The Pakistan Medical and Dental Council (PMDC) has finally responded to the nationwide protests in the wake of a medical student committing suicide, allegedly due to the disciplinary excess of the teachers of the private university she was studying in. Alleged persistent harassment by teachers caused the 22-year-old female student to go from being a top-performer to her own killer. PMDC, in recognition of her struggle, has now mandated all medical and dental institutions to implement mental health screening protocols as a preventative measure.

In November 2024, PMDC had similarly instructed all institutions to establish anti-harassment committees to "prevent and address harassment complaints". Someone must ask the authorities issuing all these directives: are such commandments merely token measures to begin with, or does implementation falter somewhere along the way?

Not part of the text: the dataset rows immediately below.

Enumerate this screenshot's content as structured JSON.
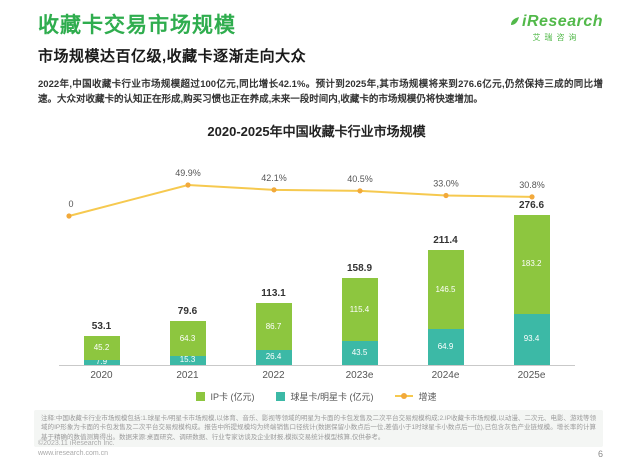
{
  "header": {
    "title": "收藏卡交易市场规模",
    "subtitle": "市场规模达百亿级,收藏卡逐渐走向大众",
    "logo": {
      "name": "iResearch",
      "cn": "艾瑞咨询"
    }
  },
  "summary": "2022年,中国收藏卡行业市场规模超过100亿元,同比增长42.1%。预计到2025年,其市场规模将来到276.6亿元,仍然保持三成的同比增速。大众对收藏卡的认知正在形成,购买习惯也正在养成,未来一段时间内,收藏卡的市场规模仍将快速增加。",
  "chart_data": {
    "type": "bar",
    "stacked": true,
    "title": "2020-2025年中国收藏卡行业市场规模",
    "xlabel": "",
    "ylabel": "",
    "unit": "亿元",
    "categories": [
      "2020",
      "2021",
      "2022",
      "2023e",
      "2024e",
      "2025e"
    ],
    "series": [
      {
        "name": "球星卡/明星卡 (亿元)",
        "color": "#3cb9a6",
        "values": [
          7.9,
          15.3,
          26.4,
          43.5,
          64.9,
          93.4
        ]
      },
      {
        "name": "IP卡 (亿元)",
        "color": "#8dc63f",
        "values": [
          45.2,
          64.3,
          86.7,
          115.4,
          146.5,
          183.2
        ]
      }
    ],
    "totals": [
      53.1,
      79.6,
      113.1,
      158.9,
      211.4,
      276.6
    ],
    "growth": {
      "name": "增速",
      "color": "#f6c94f",
      "marker_color": "#f2a93b",
      "values": [
        0,
        49.9,
        42.1,
        40.5,
        33.0,
        30.8
      ],
      "labels": [
        "0",
        "49.9%",
        "42.1%",
        "40.5%",
        "33.0%",
        "30.8%"
      ]
    },
    "ylim": [
      0,
      300
    ],
    "grid": false,
    "legend_position": "bottom"
  },
  "legend": [
    {
      "label": "IP卡 (亿元)",
      "color": "#8dc63f",
      "type": "box"
    },
    {
      "label": "球星卡/明星卡 (亿元)",
      "color": "#3cb9a6",
      "type": "box"
    },
    {
      "label": "增速",
      "color": "#f6c94f",
      "marker_color": "#f2a93b",
      "type": "line"
    }
  ],
  "note": "注释:中国收藏卡行业市场规模包括:1.球星卡/明星卡市场规模,以体育、音乐、影视等领域的明星为卡面的卡包发售及二次平台交易规模构成;2.IP收藏卡市场规模,以动漫、二次元、电影、游戏等领域的IP形象为卡面的卡包发售及二次平台交易规模构成。报告中所提规模均为终端销售口径统计(数据保留小数点后一位,差值小于1时球星卡小数点后一位),已包含灰色产业链规模。增长率的计算基于精确的数值测算得出。数据来源:桌面研究、调研数据、行业专家访谈及企业财报,模拟交易统计模型核算,仅供参考。",
  "footer": {
    "copyright": "©2023.11 iResearch Inc.",
    "website": "www.iresearch.com.cn",
    "page": "6"
  }
}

The government and its assisting regulatory authorities seem to approach problem-solving as a one-step procedure. Previously, through anti-harassment committees and now, via mental health screening tests, they believe their job is done. But no one wonders about the academic culture that necessitates such measures - since they're always introduced as a band-aid on a tragedy, an attempt to placate angry masses.

One in five medical students in Pakistan exhibit signs of depression, anxiety and suicidal ideation. This statistic is the result of an environment where students are routinely ridiculed and infantilised for wanting emotional support. They are told that they do not belong in a highly stressful field such as medicine. Instead of receiving support from their community, they are ostracised for being 'weak'. What exactly are such protocols meant to do here?

Without sensitivity training and significant penalties to deter the abuse of power, support structures are irrelevant. If students are too afraid to seek help, another building in the name of psychological support will have no meaningful impact on the lives of these students; and the state will continue failing to protect its youth.